The letter, which has been seen by The Irish Times, is signed by human rights organisations including the Human Rights Consortium and Amnesty International, trade unions such as Ictu, NIPSA and Unison, students' union NUS-USI, and other bodies including Women's Aid Federation NI, Disability Action, Friends of the Earth, the Children's Law Centre, Shankill Women's Centre, Age NI and the Northern Ireland Rural Women's Network.

It has also been sent to the Minister for Foreign Affairs, Simon Coveney, the Northern Ireland Secretary, Brandon Lewis, and to the leaders of the parties in the Stormont Executive.

The creation of an ad-hoc committee to consider the creation of a Bill of Rights “that is faithful to the stated intention of the 1998 [Belfast] Agreement” was a commitment in the NDNA deal which restored the North’s powersharing institutions in 2020.

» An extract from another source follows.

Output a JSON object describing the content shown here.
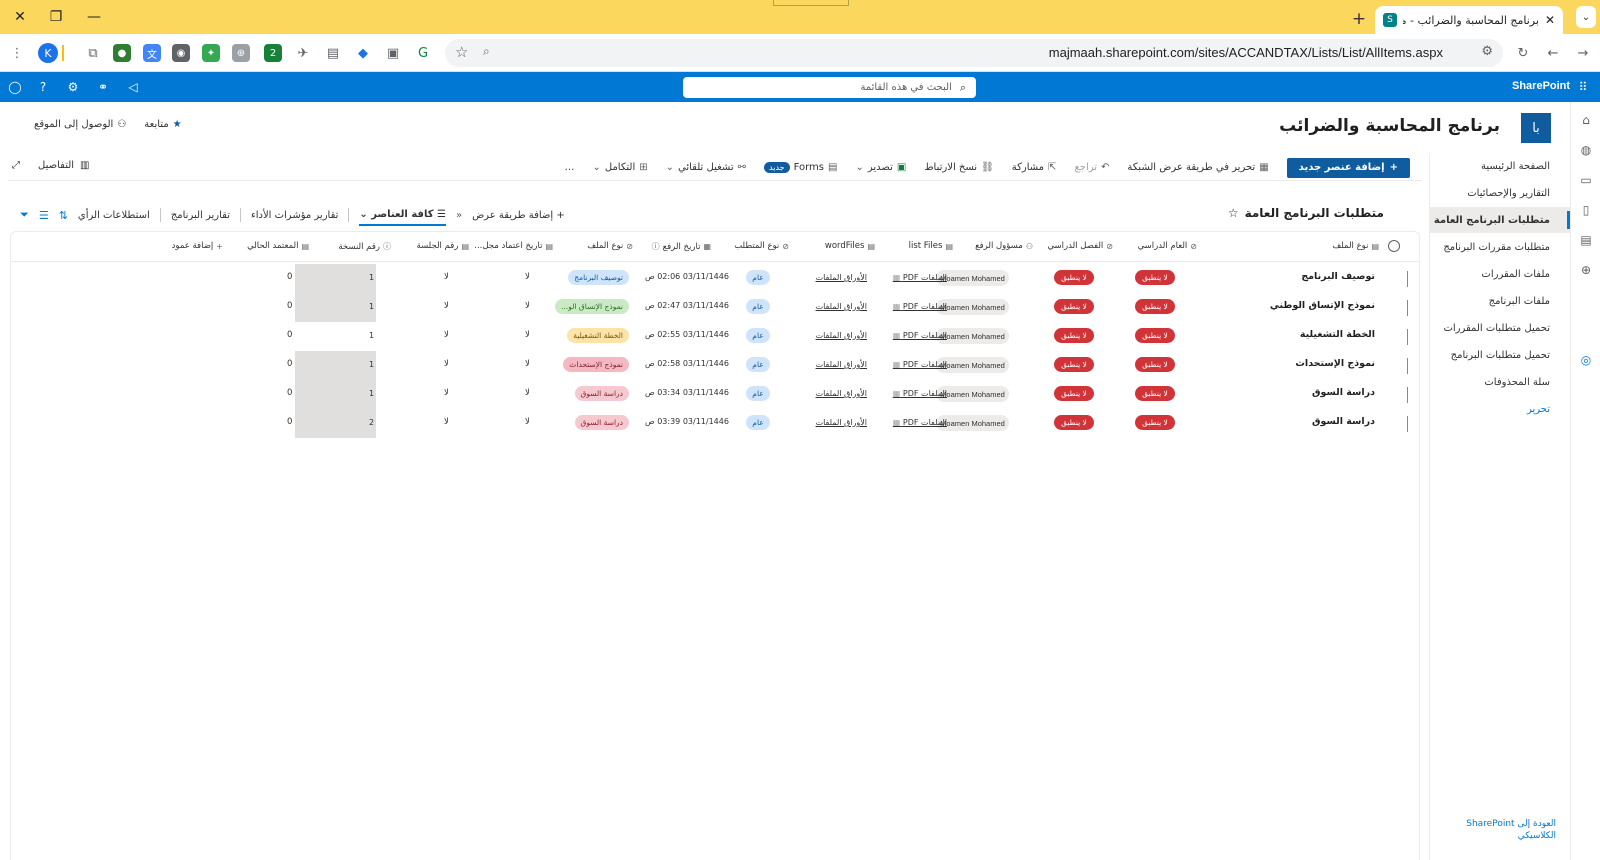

Under the deal, the Bill is intended to contain rights “supplementary to those contained in the European Convention on Human Rights . . . and that reflect the particular circumstances of Northern Ireland” as well as reflecting principles of mutual respect and parity of esteem.

The director of the Human Rights Consortium, Kevin Hanratty, said it was "totally unacceptable that we do not have a Bill of Rights 23 years after it was first provided for in the Belfast/Good Friday Agreement and it is intolerable for the notion of political consensus to be continually used as a political veto on much-needed human rights protection for all sections of our community".

The work of the ad-hoc committee was suspended in November after the committee chairwoman, the Sinn Féin Assembly member Emma Sheerin, said its work could not continue without the appointment of a panel of experts.

She told the committee this blockage was due to the DUP, which had made clear it was opposed to the Bill of Rights and had vetoed the appointment of a panel of experts because the party did not agree with the appointment of Prof Colin Harvey of Queen's University Belfast.

In a statement to the BBC, the DUP said the First Minister did not know the identity of the applicants and questioned how, in a confidential recruitment process, Ms Sheerin could have been aware of them before him.